Juru Bicara KPK, Budi Prasetyo, mengatakan sektor pengadaan barang dan jasa selama ini menjadi perhatian serius lembaga antirasuah karena kerap menjadi celah terjadinya penyimpangan.
"Jadi memang, pengadaan barang dan jasa ini menjadi salah satu area yang rawan terjadinya tindak pidana korupsi," kata Budi kepada wartawan, Selasa (21/7/2026).
Baca Juga: OTT Bupati Lombok Barat Jadi Alarm, Tito Ingatkan Kepala Daerah Jaga Integritas Menurut Budi, kerawanan tersebut tidak hanya terlihat dari berbagai perkara korupsi yang pernah ditangani KPK, tetapi juga berdasarkan hasil kajian dan pemantauan yang dilakukan secara berkala.
Karena itu, pengadaan barang dan jasa menjadi salah satu dari delapan area prioritas yang terus diawasi KPK, baik di tingkat kementerian, lembaga, maupun pemerintah daerah.
"Artinya memang, sektor ini menjadi salah satu yang sering kali dimanfaatkan oleh oknum-oknum tertentu untuk masuk kemudian melakukan dugaan tindak pidana korupsi," ujarnya.
Budi menjelaskan, potensi penyimpangan dapat terjadi sejak tahap awal perencanaan, mulai dari penyusunan kebutuhan hingga penetapan Harga Perkiraan Sendiri (HPS). Pada tahapan tersebut, praktik mark-up anggaran maupun pengondisian pemenang proyek dinilai paling sering terjadi.
Selain itu, KPK juga menyoroti praktik pemecahan paket pekerjaan agar nilai proyek berada di bawah batas tertentu sehingga dapat menggunakan mekanisme penunjukan langsung.

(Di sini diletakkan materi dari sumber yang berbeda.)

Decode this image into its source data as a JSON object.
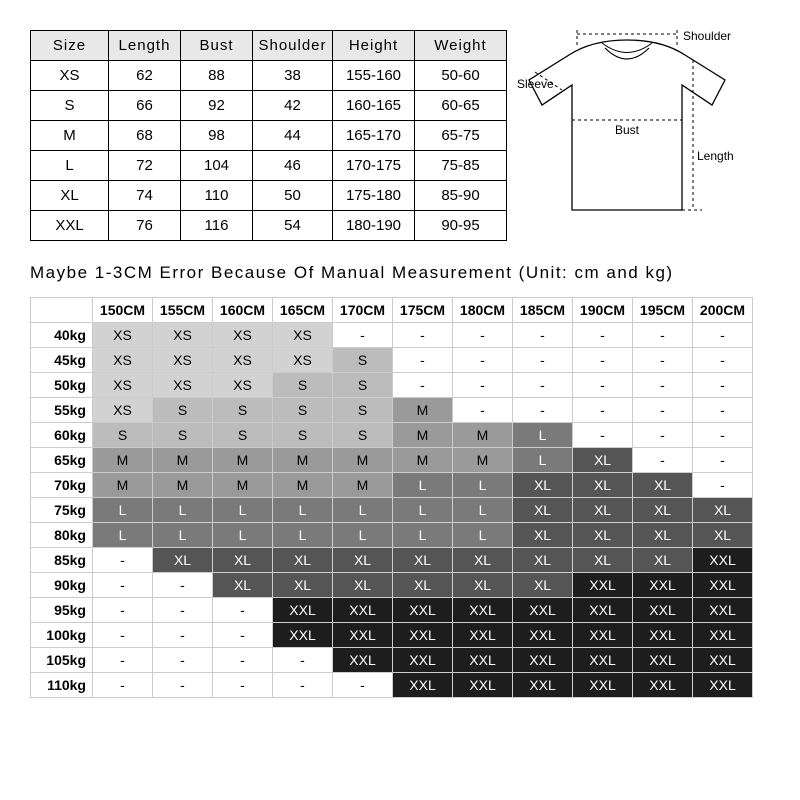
{
  "size_table": {
    "columns": [
      "Size",
      "Length",
      "Bust",
      "Shoulder",
      "Height",
      "Weight"
    ],
    "rows": [
      [
        "XS",
        "62",
        "88",
        "38",
        "155-160",
        "50-60"
      ],
      [
        "S",
        "66",
        "92",
        "42",
        "160-165",
        "60-65"
      ],
      [
        "M",
        "68",
        "98",
        "44",
        "165-170",
        "65-75"
      ],
      [
        "L",
        "72",
        "104",
        "46",
        "170-175",
        "75-85"
      ],
      [
        "XL",
        "74",
        "110",
        "50",
        "175-180",
        "85-90"
      ],
      [
        "XXL",
        "76",
        "116",
        "54",
        "180-190",
        "90-95"
      ]
    ]
  },
  "tshirt_labels": {
    "shoulder": "Shoulder",
    "sleeve": "Sleeve",
    "bust": "Bust",
    "length": "Length"
  },
  "note": "Maybe 1-3CM Error Because Of Manual Measurement (Unit: cm and kg)",
  "rec_table": {
    "heights": [
      "150CM",
      "155CM",
      "160CM",
      "165CM",
      "170CM",
      "175CM",
      "180CM",
      "185CM",
      "190CM",
      "195CM",
      "200CM"
    ],
    "weights": [
      "40kg",
      "45kg",
      "50kg",
      "55kg",
      "60kg",
      "65kg",
      "70kg",
      "75kg",
      "80kg",
      "85kg",
      "90kg",
      "95kg",
      "100kg",
      "105kg",
      "110kg"
    ],
    "cells": [
      [
        "XS",
        "XS",
        "XS",
        "XS",
        "-",
        "-",
        "-",
        "-",
        "-",
        "-",
        "-"
      ],
      [
        "XS",
        "XS",
        "XS",
        "XS",
        "S",
        "-",
        "-",
        "-",
        "-",
        "-",
        "-"
      ],
      [
        "XS",
        "XS",
        "XS",
        "S",
        "S",
        "-",
        "-",
        "-",
        "-",
        "-",
        "-"
      ],
      [
        "XS",
        "S",
        "S",
        "S",
        "S",
        "M",
        "-",
        "-",
        "-",
        "-",
        "-"
      ],
      [
        "S",
        "S",
        "S",
        "S",
        "S",
        "M",
        "M",
        "L",
        "-",
        "-",
        "-"
      ],
      [
        "M",
        "M",
        "M",
        "M",
        "M",
        "M",
        "M",
        "L",
        "XL",
        "-",
        "-"
      ],
      [
        "M",
        "M",
        "M",
        "M",
        "M",
        "L",
        "L",
        "XL",
        "XL",
        "XL",
        "-"
      ],
      [
        "L",
        "L",
        "L",
        "L",
        "L",
        "L",
        "L",
        "XL",
        "XL",
        "XL",
        "XL"
      ],
      [
        "L",
        "L",
        "L",
        "L",
        "L",
        "L",
        "L",
        "XL",
        "XL",
        "XL",
        "XL"
      ],
      [
        "-",
        "XL",
        "XL",
        "XL",
        "XL",
        "XL",
        "XL",
        "XL",
        "XL",
        "XL",
        "XXL"
      ],
      [
        "-",
        "-",
        "XL",
        "XL",
        "XL",
        "XL",
        "XL",
        "XL",
        "XXL",
        "XXL",
        "XXL"
      ],
      [
        "-",
        "-",
        "-",
        "XXL",
        "XXL",
        "XXL",
        "XXL",
        "XXL",
        "XXL",
        "XXL",
        "XXL"
      ],
      [
        "-",
        "-",
        "-",
        "XXL",
        "XXL",
        "XXL",
        "XXL",
        "XXL",
        "XXL",
        "XXL",
        "XXL"
      ],
      [
        "-",
        "-",
        "-",
        "-",
        "XXL",
        "XXL",
        "XXL",
        "XXL",
        "XXL",
        "XXL",
        "XXL"
      ],
      [
        "-",
        "-",
        "-",
        "-",
        "-",
        "XXL",
        "XXL",
        "XXL",
        "XXL",
        "XXL",
        "XXL"
      ]
    ]
  },
  "shade_map": {
    "XS": "sXS",
    "S": "sS",
    "M": "sM",
    "L": "sL",
    "XL": "sXL",
    "XXL": "sXXL",
    "-": "sDash"
  },
  "style": {
    "background": "#ffffff",
    "size_header_bg": "#e8e8e8",
    "rec_border": "#cccccc",
    "shades": {
      "XS": "#d2d2d2",
      "S": "#bcbcbc",
      "M": "#9a9a9a",
      "L": "#7a7a7a",
      "XL": "#555555",
      "XXL": "#1d1d1d",
      "dash": "#ffffff"
    },
    "tshirt": {
      "stroke": "#000000",
      "dash_stroke": "#000000",
      "label_fontsize": 12
    }
  }
}
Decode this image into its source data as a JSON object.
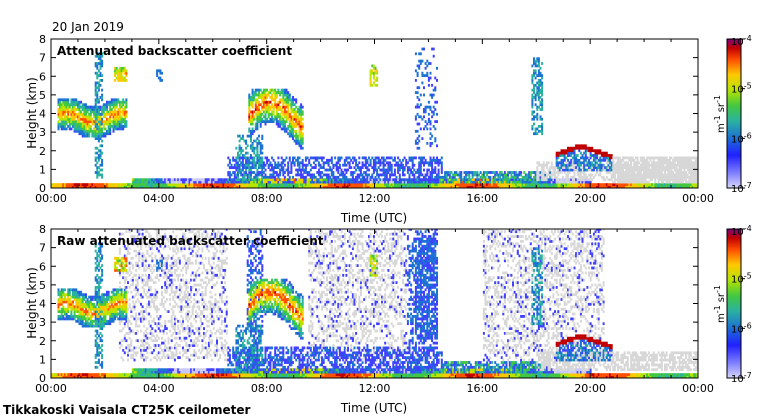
{
  "date": "20 Jan 2019",
  "footer": "Tikkakoski Vaisala CT25K ceilometer",
  "colors": {
    "scale": [
      "#d7d7d7",
      "#c8c8ff",
      "#4040ff",
      "#1d73d2",
      "#2ab2a0",
      "#42c742",
      "#b8e400",
      "#ffc800",
      "#ff5000",
      "#c00000",
      "#800080"
    ]
  },
  "chart_data": [
    {
      "type": "heatmap",
      "title": "Attenuated backscatter coefficient",
      "xlabel": "Time (UTC)",
      "ylabel": "Height (km)",
      "xlim": [
        0,
        24
      ],
      "ylim": [
        0,
        8
      ],
      "x_ticks": [
        0,
        4,
        8,
        12,
        16,
        20,
        24
      ],
      "x_tick_labels": [
        "00:00",
        "04:00",
        "08:00",
        "12:00",
        "16:00",
        "20:00",
        "00:00"
      ],
      "y_ticks": [
        0,
        1,
        2,
        3,
        4,
        5,
        6,
        7,
        8
      ],
      "y_tick_labels": [
        "0",
        "1",
        "2",
        "3",
        "4",
        "5",
        "6",
        "7",
        "8"
      ],
      "colorbar": {
        "scale": "log",
        "range": [
          1e-07,
          0.0001
        ],
        "ticks": [
          {
            "base": "10",
            "exp": "-4",
            "value": 0.0001
          },
          {
            "base": "10",
            "exp": "-5",
            "value": 1e-05
          },
          {
            "base": "10",
            "exp": "-6",
            "value": 1e-06
          },
          {
            "base": "10",
            "exp": "-7",
            "value": 1e-07
          }
        ],
        "unit": {
          "m": "m",
          "m_exp": "-1",
          "sr": "sr",
          "sr_exp": "-1"
        }
      }
    },
    {
      "type": "heatmap",
      "title": "Raw attenuated backscatter coefficient",
      "xlabel": "Time (UTC)",
      "ylabel": "Height (km)",
      "xlim": [
        0,
        24
      ],
      "ylim": [
        0,
        8
      ],
      "x_ticks": [
        0,
        4,
        8,
        12,
        16,
        20,
        24
      ],
      "x_tick_labels": [
        "00:00",
        "04:00",
        "08:00",
        "12:00",
        "16:00",
        "20:00",
        "00:00"
      ],
      "y_ticks": [
        0,
        1,
        2,
        3,
        4,
        5,
        6,
        7,
        8
      ],
      "y_tick_labels": [
        "0",
        "1",
        "2",
        "3",
        "4",
        "5",
        "6",
        "7",
        "8"
      ],
      "colorbar": {
        "scale": "log",
        "range": [
          1e-07,
          0.0001
        ],
        "ticks": [
          {
            "base": "10",
            "exp": "-4",
            "value": 0.0001
          },
          {
            "base": "10",
            "exp": "-5",
            "value": 1e-05
          },
          {
            "base": "10",
            "exp": "-6",
            "value": 1e-06
          },
          {
            "base": "10",
            "exp": "-7",
            "value": 1e-07
          }
        ],
        "unit": {
          "m": "m",
          "m_exp": "-1",
          "sr": "sr",
          "sr_exp": "-1"
        }
      }
    }
  ]
}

"Sehingga kita banyak mendapat misalnya soal penunjukan langsung yang dilakukan, dengan cara memecah beberapa proyek yang seharusnya angkanya besar kemudian dipecah sehingga bisa masuk kriteria untuk bisa dilakukan penunjukan langsung," jelasnya.
KPK pun meminta seluruh pimpinan kementerian, lembaga, pemerintah daerah, hingga aparat pengawas internal seperti inspektorat untuk memperkuat pengawasan pada setiap tahapan pengadaan barang dan jasa.
Pengawasan tersebut mencakup proses perencanaan, penyusunan HPS, metode pengadaan, pelaksanaan proyek, hingga proses pertanggungjawaban agar potensi penyimpangan dapat dicegah sejak dini.
Tak hanya itu, KPK juga mengingatkan agar kualitas barang yang diterima sesuai dengan spesifikasi yang telah ditetapkan dalam kontrak.